After the 2020 census, the lawsuit says former President Biden's Commerce Secretary Gina Raimondo, as well as the Census Bureau and its director, Robert Santos, decided to include "illegal aliens and aliens holding temporary visas ('nonimmigrant aliens') in the census figures used for determining the apportionment of the House of Representatives and Electoral College votes." 

The lawsuit says the Residence Rule violates the Fourteenth Amendment's equal representation principle by "robbing the people of the Plaintiff States of their rightful share of political representation, while systematically redistributing political power to states with high numbers of illegal aliens and nonimmigrant aliens," as well as Article II, Section 1, of the United States Constitution by "necessitating an unconstitutional distribution of Electoral College votes among the states." 

"The Residence Rule also breaches the federal government's constitutional obligation to conduct an 'actual Enumeration' of the number of "persons in each State," the lawsuit says. "The phrase 'persons in each State' was understood at both the Founding and in the Reconstruction era to be restricted to United States citizens and permanent resident aliens who had been lawfully admitted to the body politic constituted by the Constitution." It continues, "Aliens who are unlawfully or temporarily present in the United States did not qualify because they are not entitled to political representation.

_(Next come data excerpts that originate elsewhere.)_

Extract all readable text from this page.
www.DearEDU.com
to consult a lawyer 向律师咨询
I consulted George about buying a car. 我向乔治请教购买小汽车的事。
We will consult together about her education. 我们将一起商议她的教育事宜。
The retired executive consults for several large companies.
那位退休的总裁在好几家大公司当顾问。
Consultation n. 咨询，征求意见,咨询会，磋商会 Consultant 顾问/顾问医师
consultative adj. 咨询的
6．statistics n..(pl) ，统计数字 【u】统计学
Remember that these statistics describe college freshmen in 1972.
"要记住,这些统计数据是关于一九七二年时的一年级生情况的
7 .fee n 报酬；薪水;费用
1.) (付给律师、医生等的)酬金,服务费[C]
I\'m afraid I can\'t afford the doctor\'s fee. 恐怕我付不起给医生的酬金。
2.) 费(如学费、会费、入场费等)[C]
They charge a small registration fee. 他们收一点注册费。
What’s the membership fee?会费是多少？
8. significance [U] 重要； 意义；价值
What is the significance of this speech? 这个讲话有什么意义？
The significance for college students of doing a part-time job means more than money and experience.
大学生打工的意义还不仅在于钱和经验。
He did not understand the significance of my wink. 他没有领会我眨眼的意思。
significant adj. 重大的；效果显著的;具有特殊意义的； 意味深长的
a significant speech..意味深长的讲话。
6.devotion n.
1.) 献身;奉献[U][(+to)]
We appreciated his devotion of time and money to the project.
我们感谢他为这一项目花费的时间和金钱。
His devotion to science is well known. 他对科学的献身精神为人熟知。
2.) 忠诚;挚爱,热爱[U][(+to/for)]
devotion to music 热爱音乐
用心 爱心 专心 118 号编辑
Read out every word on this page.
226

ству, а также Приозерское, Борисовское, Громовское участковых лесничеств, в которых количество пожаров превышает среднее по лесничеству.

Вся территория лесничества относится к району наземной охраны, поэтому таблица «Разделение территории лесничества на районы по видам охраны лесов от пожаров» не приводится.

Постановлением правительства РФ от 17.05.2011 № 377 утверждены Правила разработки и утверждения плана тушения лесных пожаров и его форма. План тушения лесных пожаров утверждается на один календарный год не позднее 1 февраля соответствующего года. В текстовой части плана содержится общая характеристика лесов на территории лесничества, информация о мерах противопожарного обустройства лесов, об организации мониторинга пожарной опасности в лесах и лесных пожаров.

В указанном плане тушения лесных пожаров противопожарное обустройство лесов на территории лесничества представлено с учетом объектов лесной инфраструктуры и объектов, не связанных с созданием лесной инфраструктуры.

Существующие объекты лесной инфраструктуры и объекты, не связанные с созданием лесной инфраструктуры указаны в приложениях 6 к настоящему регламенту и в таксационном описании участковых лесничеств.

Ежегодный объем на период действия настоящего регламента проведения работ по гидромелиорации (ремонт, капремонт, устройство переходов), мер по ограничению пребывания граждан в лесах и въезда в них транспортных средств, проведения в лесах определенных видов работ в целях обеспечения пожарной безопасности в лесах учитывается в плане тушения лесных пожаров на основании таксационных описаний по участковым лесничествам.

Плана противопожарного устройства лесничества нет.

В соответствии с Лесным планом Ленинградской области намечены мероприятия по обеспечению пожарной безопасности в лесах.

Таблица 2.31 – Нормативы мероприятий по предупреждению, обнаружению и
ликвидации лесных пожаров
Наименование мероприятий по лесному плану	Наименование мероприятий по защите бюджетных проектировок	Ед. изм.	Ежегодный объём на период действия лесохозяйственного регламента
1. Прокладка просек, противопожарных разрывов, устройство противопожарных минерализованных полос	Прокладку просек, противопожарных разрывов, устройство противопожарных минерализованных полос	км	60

It has long been understood that foreign diplomats temporarily in the U.S. also did not qualify." "But, in any case, the Fourteenth Amendment separately requires that illegal aliens who have been denied the right to vote be excluded from state apportionment," the lawsuit says. "Thus, the actual enumeration of the population of the states cannot include such aliens. Only U.S. citizens and lawful permanent residents ("LPRs," also known as "green card holders") can be included."